Cela suppose aussi que soit traité un problème juridique qui n’est pas bien compliqué, mais qui n’a jamais résolu à ce jour : il faut que le jeune puisse être accueilli en échange de quelques heures de travail sans violation de la législation en vigueur.

Le bail de colocation soulève également quelques problèmes juridiques, mais ils devraient être résolus assez facilement et le dispositif sera opérationnel au mois de juin.

Vous m’avez par ailleurs interrogé sur la garantie du risque locatif.

Il faut le marteler ici comme partout, le risque d’impayé de loyer n’est pas plus élevé chez les jeunes !

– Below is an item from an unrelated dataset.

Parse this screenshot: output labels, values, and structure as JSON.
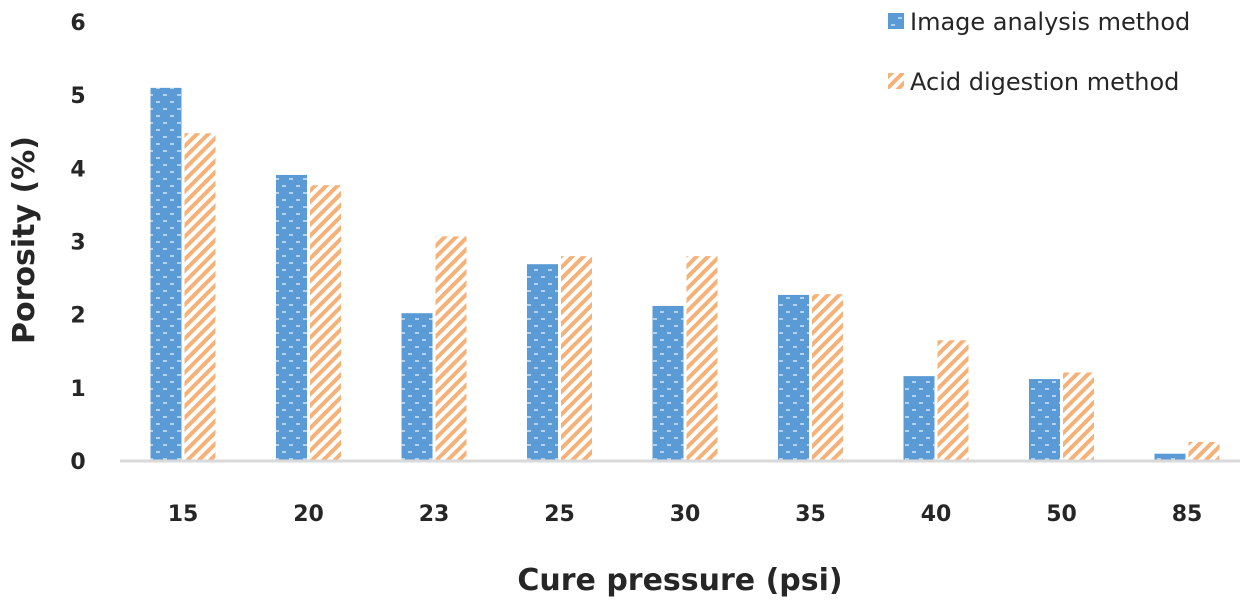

Du reste, la présomption d’impayé et de non-fiabilité que l’on fait peser sur les jeunes s’assimile purement et simplement à une pratique discriminatoire : tel est le cas lorsque l’on exige plus de garanties, à revenu égal, d’un jeune qui cherche à louer un logement que d’une personne plus âgée. J’ai donc décidé de saisir la Haute autorité de lutte contre les discriminations et pour l’égalité, la HALDE, afin que, au-delà du travail qu’elle a déjà réalisé sur les discriminations en fonction de la couleur de la peau – et qu’elle a eu raison de mener ! –, elle procède à un testing pour démontrer la nécessité de mettre un terme aux discriminations à l’accès au logement en fonction de l’âge. J’espère que cette saisine sera traitée dans l’année.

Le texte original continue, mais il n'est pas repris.